![]() |
Kami Bersama Polri |
Saya menemukan tulisan seseorang
yang mempertanyakan kinerja BIN dan Densus 88 karena "kecolongan"
rentetan bom di Surabaya..
Saya sebaliknya, justru
mengapresiasi kinerja aparat dalam memburu para teroris ini.
Seandainya yang menulis tahu,
betapa besarnya bom yang meledak di Bali tahun 2002 lalu. Bom Bali pertama
menewaskan lebih dari 200 orang. Itulah kemenangan teroris terbesar di negeri
ini.
Bom Bali kedua di tahun 2005,
menewaskan lebih dari 20 orang dan hampir 200 orang luka2. Sedangkan Bom di
hotel JW Marriot di Jakarta tahun 2003, menewaskan 12 orang dan ratusan luka.
Tahun 2009, bom meledak lagi di hotel JW Marriot dan Ritz Carlton Jakarta
menewaskan 9 orang.
Jika melihat rekam jejaknya,
terlihat bahwa aparat kepolisian dan intelijen sudah berhasil meminimalisir
ledakan bom di Indonesia. Perburuan anggota2 teroris dimana2 - termasuk
pengetatan pengawasan material pembuat bom - membuat teroris sudah sulit untuk
kembali membuat bom berukuran besar.
Banyak peristiwa dimana Densus 88
berhasil membekuk para calon bomber di daerah2, hanya beritanya kurang
maksimal. Bahkan pasca pemboman di Surabaya, Densus kembali menembak mati 4
orang teroris dan menyita puluhan bom yang siap diledakkan di Surabaya.

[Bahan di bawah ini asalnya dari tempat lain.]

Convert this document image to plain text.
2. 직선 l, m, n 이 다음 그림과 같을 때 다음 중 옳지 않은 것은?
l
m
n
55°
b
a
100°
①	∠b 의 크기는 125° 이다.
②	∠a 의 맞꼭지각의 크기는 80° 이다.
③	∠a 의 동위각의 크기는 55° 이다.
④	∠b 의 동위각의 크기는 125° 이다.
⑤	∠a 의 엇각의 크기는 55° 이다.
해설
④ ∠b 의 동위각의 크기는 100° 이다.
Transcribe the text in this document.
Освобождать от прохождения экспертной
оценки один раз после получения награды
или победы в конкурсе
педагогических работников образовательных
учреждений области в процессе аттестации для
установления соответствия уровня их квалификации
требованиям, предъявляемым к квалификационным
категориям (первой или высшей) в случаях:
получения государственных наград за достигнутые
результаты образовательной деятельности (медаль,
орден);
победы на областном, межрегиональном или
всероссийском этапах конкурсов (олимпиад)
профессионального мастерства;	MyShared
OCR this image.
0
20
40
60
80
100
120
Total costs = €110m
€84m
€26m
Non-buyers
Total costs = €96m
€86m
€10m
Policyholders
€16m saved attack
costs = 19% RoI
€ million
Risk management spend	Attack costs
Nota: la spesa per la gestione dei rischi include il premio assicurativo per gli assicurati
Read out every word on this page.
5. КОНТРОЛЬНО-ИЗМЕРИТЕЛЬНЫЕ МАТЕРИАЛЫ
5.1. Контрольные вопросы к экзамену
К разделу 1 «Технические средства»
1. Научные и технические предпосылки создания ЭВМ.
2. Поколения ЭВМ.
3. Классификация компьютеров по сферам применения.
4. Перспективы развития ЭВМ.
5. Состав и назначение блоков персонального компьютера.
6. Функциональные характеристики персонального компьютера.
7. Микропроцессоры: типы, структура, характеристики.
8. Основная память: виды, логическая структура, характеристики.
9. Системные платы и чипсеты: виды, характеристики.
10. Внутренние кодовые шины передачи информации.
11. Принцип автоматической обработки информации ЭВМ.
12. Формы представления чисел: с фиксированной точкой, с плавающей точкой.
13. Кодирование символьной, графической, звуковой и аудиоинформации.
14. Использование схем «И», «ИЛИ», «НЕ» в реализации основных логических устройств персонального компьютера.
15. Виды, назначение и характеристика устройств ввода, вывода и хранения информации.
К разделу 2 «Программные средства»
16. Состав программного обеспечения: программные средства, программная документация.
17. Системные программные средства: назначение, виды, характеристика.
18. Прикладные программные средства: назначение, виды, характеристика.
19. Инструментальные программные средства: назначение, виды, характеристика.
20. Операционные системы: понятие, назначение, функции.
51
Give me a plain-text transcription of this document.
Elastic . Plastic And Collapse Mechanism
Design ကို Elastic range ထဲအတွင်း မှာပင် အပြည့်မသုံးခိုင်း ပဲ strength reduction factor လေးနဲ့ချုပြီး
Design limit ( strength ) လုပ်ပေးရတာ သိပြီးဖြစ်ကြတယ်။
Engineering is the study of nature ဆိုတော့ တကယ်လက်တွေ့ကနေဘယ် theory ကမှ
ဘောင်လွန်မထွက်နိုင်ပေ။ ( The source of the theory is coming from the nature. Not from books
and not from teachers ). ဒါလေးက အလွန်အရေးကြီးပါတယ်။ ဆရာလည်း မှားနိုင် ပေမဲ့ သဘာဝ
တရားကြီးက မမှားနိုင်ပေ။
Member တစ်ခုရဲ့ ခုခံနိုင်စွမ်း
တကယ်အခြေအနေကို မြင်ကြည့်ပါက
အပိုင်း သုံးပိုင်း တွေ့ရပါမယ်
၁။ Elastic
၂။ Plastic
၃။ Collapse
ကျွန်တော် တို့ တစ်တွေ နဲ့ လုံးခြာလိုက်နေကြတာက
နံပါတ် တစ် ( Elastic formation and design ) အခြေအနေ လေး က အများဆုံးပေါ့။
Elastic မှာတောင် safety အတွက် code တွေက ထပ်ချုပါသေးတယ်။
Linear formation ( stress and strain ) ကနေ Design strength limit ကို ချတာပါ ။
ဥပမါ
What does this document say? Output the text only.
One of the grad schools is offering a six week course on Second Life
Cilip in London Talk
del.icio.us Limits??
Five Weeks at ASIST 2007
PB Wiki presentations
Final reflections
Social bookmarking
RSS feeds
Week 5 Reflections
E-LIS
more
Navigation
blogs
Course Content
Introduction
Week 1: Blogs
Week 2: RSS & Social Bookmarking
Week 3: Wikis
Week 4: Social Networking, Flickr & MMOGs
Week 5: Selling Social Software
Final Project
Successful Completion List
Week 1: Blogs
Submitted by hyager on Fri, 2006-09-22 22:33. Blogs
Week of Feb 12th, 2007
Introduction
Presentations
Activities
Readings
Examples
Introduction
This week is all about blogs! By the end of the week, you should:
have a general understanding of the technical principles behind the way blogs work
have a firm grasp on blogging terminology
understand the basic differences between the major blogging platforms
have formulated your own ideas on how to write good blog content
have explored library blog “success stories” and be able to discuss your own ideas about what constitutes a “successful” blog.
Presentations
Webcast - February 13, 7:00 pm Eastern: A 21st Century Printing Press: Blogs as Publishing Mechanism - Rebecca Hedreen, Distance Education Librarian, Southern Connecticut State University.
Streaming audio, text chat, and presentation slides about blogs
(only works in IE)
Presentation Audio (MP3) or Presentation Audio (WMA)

Hanya memang, sel-sel teroris ini
sudah menyebar secara luas sejak lama. Tidak adanya kewenangan aparat untuk
melakukan pencegahan karena terganjal UU, membuat aparat selain harus
berhadapan dengan teroris, juga harus berhadapan dengan kelompok elit yang
selalu berteriak HAM.
Terjadinya rentetan bom bunuh
diri di Surabaya, menunjukkan bahwa sel tidur teroris jauh lebih banyak dari
jumlah anggota kepolisian. Karena itu diperlukan operasi gabungan TNI dan Polri
untuk mulai menyisir calon2 bomber yang sudah siap meledakkan negeri ini.
Dan lagi, melihat bahwa pelaku
bom ini adalah satu anggota keluarga - yang di Sidoarjo juga - bisa
disimpulkan, sekarang sudah sulit mencari "pengantin" bom secara
individu. Jadi mencuci otak satu keluarga, bisa dianggap efektif untuk
menyebarkan bom di beberapa titik sekaligus.
Kenapa aksi bom di Surabaya,
meski beruntun tapi tidak menimbulkan korban yang lebih besar ?
Karena teroris sudah mulai panik.
Mereka diburu dimana2, sehingga harus sesegera mungkin meledakkan diri meski
tanpa perencanaan yang matang seperti dulu yang dilakukan Imam Samudra, otak
bom Bali pertama atau Dr Azahari.
Aksi sporadis menunjukkan bahwa
sudah sulit teroris berkoordinasi secara intens dan terpimpin. Akhirnya yang
mereka lakukan hanya menunjuk sembarang target dan meledakkan diri disana.
Bahkan saking sulitnya mencari
bahan pembuat bom, para teroris mengunakan senjata apa saja untuk melakukan
aksinya.
Yang terbaru di Mapolda Riau,
beberapa orang teroris menyerang polisi hanya dengan Samurai.
Tidak ada hasil kerja yang
sempurna, tetapi minimal aparat kita sudah mampu mencegah negeri ini seperti
Irak dan Afghanistan, yang hampir setiap bulan ada 2-3 kali bom bunuh diri di
Mall dan Pasar, yang membawa korban jiwa jauh lebih besar..
Bahkan AS dan Inggris ingin
belajar penanganan terorisme di Indonesia. Karena menurut mereka, Indonesia
seharusnya sejak lama bisa seperti Irak, Suriah dan Afghanistan, tapi ternyata
Indonesia mampu menangani negeri ini dengan sebaik2nya..
Karena itu, kita dukung kinerja
aparat Kepolisian, TNI, BIN dan Densus 88, karena tanpa kerja mereka yang
melelahkan, mungkin bapak kita, ibu kita, anak2 kita, saudara kita, teman kita,
atau bahkan kita sendiri, sekarang sudah menjadi korban bom dari teroris.
Bersyukur jauh lebih baik
daripada sibuk menyerang kinerja lembaga yang sudah bekerja sangat keras untuk
menjaga kita semua. Dan berterimakasih pada mereka adalah tingkat rasa syukur
kita masih selamat dari ancaman yang sangat nyata..
Seruput kopinya dulu, Polri dan
semua yang bekerja keras melindungi kami.